The urge for another cigarette enveloped her senses. She fumbled for the pack that she always carried with her, but found that it was empty. She cursed under her breath, but the desire lessened when the bartender set the vodka in front of her.
"Vodka. That's my guy."
She downed the liquid with one gulp. The bartender looked on carefully.
"Are you okay?"
"Of course I am. Fan-freaking-tastic."
Cameron got up from the stool and walked away from the counter. She hated people who asked questions. Once she had been patient. Once she had been nice. Once upon a time…
Those words started fairy tales. Fairy tales! They were the words that poisoned every girl's brain from the start of childhood to the early "tween" years.
"Oh, of course, there's happily ever after."
"Nothing ever goes wrong."
"Even you will find your prince charming."
Those were the words that mothers told their daughters and daughters told their daughters. The lies grew with each generation, and no one stopped them from growing; let the precious angels grow up in peace and the false comforts of lies.
Everybody lies.
Oh, how she remembered his words. When his face had grown fuzzy after too many drinks and too many cigarettes, she only remembered his words. The biting remarks, the stinging reprimands, and the oft-thrown insults—time would steal his and her looks, but his words would be left standing. His words were the Parthenon and their looks were like brittle pieces of ancient papyrus; time would not remember their faces, but people would still talk about that bastard of a doctor years from now.
Cameron was a good drunk—many drinks downed had gained her a resistance to the stupefying affects of alcohol. She grabbed her coat and walked out the door to her car. Ten days and she realized she loved who might like her, but never love her. He had left her to go to that slut, Stacy. And that left her here, in her car, with the glove compartment dangerously close. She looked back at the bar and weighed her options.
Yes, the piano reminded her of him. And every cigarette she smoked buried her deeper in the ashes and cleansed her of the anger she felt towards him. The vodka cleared the bad taste in her mouth. She opened the glove compartment and took out the gun, unsure of what she was going to do.
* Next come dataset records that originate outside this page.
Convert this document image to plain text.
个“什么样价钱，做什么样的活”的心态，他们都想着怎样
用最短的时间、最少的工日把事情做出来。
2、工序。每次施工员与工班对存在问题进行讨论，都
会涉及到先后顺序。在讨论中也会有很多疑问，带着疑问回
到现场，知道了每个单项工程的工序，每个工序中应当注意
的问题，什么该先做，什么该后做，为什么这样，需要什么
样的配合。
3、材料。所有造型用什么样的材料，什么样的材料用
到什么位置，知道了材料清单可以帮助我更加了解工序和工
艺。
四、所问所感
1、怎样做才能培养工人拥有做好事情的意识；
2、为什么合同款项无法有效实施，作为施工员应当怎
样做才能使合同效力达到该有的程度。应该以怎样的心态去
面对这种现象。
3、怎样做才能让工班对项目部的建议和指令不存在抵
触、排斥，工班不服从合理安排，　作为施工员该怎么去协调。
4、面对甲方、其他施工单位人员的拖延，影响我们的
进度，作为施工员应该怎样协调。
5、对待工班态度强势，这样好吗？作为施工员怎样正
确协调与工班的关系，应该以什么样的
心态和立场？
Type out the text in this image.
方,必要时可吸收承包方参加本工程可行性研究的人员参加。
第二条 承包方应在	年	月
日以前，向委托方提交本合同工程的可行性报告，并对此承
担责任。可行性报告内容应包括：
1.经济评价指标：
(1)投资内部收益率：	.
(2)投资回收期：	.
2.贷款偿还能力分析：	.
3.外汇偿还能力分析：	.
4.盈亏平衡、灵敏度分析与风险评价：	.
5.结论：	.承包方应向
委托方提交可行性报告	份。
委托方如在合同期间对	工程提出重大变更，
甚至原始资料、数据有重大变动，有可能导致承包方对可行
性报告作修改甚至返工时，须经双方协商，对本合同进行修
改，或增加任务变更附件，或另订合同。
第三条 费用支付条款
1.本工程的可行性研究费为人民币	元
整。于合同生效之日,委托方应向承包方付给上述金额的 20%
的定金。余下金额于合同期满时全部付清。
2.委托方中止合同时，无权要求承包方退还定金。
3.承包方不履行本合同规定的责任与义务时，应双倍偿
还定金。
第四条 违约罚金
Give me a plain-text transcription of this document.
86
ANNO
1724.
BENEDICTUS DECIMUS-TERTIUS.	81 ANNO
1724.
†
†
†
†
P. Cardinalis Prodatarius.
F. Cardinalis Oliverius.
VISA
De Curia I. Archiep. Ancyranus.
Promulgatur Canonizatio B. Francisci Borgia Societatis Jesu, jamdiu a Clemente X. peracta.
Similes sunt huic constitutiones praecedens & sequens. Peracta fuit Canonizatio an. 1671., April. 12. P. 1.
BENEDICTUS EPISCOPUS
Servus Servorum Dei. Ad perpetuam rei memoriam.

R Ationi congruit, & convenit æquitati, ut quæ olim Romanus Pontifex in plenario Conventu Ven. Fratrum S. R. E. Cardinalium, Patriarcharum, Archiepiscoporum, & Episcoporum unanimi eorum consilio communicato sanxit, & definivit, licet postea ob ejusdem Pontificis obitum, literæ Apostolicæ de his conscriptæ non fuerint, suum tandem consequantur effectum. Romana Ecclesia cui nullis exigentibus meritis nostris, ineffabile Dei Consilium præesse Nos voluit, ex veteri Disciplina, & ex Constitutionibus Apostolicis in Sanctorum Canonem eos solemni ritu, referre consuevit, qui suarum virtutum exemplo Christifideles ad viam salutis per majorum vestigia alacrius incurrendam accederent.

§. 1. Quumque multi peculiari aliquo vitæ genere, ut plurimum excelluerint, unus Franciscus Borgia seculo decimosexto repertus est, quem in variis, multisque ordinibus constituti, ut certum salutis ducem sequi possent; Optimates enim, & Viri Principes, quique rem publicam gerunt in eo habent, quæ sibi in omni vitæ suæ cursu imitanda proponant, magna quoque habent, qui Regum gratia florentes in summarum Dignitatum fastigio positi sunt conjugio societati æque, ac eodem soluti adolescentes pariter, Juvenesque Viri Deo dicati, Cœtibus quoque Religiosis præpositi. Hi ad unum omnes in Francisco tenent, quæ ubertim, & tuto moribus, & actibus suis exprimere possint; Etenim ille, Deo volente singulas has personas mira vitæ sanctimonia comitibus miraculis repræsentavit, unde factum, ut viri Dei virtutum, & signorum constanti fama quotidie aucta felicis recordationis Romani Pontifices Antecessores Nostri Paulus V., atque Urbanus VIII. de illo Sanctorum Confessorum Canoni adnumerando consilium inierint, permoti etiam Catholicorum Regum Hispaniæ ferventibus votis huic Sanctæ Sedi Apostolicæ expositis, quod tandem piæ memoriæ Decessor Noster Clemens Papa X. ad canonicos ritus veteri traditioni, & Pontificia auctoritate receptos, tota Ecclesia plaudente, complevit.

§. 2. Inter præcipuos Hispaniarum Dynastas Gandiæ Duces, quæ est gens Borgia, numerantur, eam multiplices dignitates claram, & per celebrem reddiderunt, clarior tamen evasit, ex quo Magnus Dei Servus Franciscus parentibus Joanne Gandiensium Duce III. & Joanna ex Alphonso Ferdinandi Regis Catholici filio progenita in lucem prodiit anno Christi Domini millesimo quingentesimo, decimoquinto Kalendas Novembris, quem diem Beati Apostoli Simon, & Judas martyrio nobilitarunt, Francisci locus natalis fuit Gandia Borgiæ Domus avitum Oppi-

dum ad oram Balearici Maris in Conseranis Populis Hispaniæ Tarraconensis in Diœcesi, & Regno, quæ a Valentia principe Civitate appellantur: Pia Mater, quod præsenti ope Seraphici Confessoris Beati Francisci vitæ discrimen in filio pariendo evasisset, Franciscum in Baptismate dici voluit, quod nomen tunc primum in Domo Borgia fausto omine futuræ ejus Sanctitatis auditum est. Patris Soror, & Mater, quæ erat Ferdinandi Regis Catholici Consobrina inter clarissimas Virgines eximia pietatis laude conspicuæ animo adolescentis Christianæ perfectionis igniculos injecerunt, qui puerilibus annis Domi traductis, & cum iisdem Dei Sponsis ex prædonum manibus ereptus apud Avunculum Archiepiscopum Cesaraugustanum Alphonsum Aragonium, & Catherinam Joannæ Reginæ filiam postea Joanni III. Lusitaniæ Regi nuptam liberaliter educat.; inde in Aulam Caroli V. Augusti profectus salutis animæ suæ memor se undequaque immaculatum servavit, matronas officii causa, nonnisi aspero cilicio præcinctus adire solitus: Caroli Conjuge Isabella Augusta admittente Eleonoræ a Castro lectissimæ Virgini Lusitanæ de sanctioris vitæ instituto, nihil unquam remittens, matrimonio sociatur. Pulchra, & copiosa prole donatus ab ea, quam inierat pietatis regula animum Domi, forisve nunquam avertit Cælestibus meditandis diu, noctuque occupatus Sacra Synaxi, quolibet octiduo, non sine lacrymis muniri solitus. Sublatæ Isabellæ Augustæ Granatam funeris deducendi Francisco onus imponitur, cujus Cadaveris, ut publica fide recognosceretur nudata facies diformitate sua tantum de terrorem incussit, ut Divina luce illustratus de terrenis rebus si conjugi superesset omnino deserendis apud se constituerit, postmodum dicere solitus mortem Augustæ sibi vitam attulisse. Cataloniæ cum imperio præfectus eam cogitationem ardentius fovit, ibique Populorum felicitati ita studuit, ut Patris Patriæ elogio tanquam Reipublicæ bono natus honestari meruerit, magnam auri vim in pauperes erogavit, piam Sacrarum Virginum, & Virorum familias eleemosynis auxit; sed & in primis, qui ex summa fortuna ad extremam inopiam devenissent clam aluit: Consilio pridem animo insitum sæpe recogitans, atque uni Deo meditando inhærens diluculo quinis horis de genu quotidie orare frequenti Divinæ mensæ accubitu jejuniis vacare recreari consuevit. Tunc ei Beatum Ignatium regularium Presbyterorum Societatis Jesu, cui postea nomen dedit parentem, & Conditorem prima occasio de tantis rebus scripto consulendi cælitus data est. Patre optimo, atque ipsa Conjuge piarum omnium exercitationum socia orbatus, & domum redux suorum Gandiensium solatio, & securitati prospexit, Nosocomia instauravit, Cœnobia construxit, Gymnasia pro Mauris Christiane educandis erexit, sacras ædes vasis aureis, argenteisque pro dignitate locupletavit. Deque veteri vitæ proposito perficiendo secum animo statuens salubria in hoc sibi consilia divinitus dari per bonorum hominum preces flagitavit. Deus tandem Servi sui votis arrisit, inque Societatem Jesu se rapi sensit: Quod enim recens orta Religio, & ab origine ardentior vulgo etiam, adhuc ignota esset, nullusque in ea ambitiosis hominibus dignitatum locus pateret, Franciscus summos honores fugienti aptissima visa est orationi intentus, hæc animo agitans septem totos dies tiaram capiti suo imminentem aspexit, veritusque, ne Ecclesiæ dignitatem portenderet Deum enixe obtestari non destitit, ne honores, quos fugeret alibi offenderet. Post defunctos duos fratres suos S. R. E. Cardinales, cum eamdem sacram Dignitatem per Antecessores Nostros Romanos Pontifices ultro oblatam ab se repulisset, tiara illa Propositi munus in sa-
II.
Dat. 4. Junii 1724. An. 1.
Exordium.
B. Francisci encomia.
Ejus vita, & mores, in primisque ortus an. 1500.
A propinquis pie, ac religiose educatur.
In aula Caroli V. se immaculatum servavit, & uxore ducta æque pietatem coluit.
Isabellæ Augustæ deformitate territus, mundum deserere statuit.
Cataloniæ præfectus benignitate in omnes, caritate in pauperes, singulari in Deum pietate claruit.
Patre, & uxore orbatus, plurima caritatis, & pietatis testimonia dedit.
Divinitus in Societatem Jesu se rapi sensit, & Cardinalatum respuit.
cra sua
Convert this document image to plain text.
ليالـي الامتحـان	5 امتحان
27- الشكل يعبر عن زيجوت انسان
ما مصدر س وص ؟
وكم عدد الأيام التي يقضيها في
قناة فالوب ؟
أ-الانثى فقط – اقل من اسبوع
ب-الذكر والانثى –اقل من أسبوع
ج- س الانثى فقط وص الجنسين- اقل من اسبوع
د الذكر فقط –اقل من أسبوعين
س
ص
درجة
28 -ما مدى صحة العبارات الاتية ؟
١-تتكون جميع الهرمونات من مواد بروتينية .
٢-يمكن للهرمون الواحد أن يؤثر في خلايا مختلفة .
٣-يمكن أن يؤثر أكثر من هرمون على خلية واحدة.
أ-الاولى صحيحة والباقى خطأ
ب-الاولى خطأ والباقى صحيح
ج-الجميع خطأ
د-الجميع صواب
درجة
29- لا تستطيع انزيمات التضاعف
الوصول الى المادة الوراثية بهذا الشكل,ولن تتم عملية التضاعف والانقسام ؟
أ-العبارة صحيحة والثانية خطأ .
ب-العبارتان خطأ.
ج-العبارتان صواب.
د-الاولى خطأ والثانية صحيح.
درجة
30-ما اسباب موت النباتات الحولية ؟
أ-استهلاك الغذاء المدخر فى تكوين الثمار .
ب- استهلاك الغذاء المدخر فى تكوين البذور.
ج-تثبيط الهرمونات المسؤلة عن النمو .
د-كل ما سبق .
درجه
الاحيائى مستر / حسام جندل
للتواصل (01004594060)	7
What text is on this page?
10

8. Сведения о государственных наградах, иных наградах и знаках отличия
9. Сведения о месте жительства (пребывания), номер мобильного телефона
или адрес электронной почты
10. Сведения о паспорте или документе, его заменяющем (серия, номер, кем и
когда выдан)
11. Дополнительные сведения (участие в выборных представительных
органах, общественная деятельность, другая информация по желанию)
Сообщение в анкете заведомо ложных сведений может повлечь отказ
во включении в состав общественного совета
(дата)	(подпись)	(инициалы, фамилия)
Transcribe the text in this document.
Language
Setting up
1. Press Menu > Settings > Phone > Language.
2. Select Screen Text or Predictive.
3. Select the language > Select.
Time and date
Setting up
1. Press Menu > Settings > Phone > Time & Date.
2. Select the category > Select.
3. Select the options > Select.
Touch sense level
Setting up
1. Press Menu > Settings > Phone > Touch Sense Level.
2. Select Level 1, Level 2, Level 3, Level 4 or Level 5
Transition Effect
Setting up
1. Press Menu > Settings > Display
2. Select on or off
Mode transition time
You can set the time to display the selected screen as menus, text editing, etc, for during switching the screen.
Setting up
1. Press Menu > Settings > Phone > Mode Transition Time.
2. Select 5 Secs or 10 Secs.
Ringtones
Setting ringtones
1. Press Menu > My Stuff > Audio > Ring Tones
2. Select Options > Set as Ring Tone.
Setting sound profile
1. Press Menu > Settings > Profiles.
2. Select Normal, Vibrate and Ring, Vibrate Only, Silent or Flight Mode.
The comforting, cold, hard metal made her know that, tomorrow morning when she never arrived at the Princeton-Plainsboro teaching hospital, he would know it was his fault. Wilson had warned her not to break his heart—but House had broken hers.
And her heart now laid in fluttery pieces on the ground like the scattered ashes from her many cigarettes. The lines from a children's nursery rhyme came back to her…
Ashes, ashes, we all fall down!
Yes, she knew, it was all ashes and ashes of shattered bodies and hearts and minds that never had a chance. And, of course, we all fall down. Death brings certainty and in this uncertain world, Cameron needed something certain.
She wouldn't be finding it in this grimy bar's parking lot. Nor would she be finding certainty down a gun's barrel. Certainty, she knew, would be found within a bottle of vodka and another pack of Slims. She threw the gun on the floor of the passenger's seat and gunned the engine.
There were two more bars to get drunk at and the night was already growing old.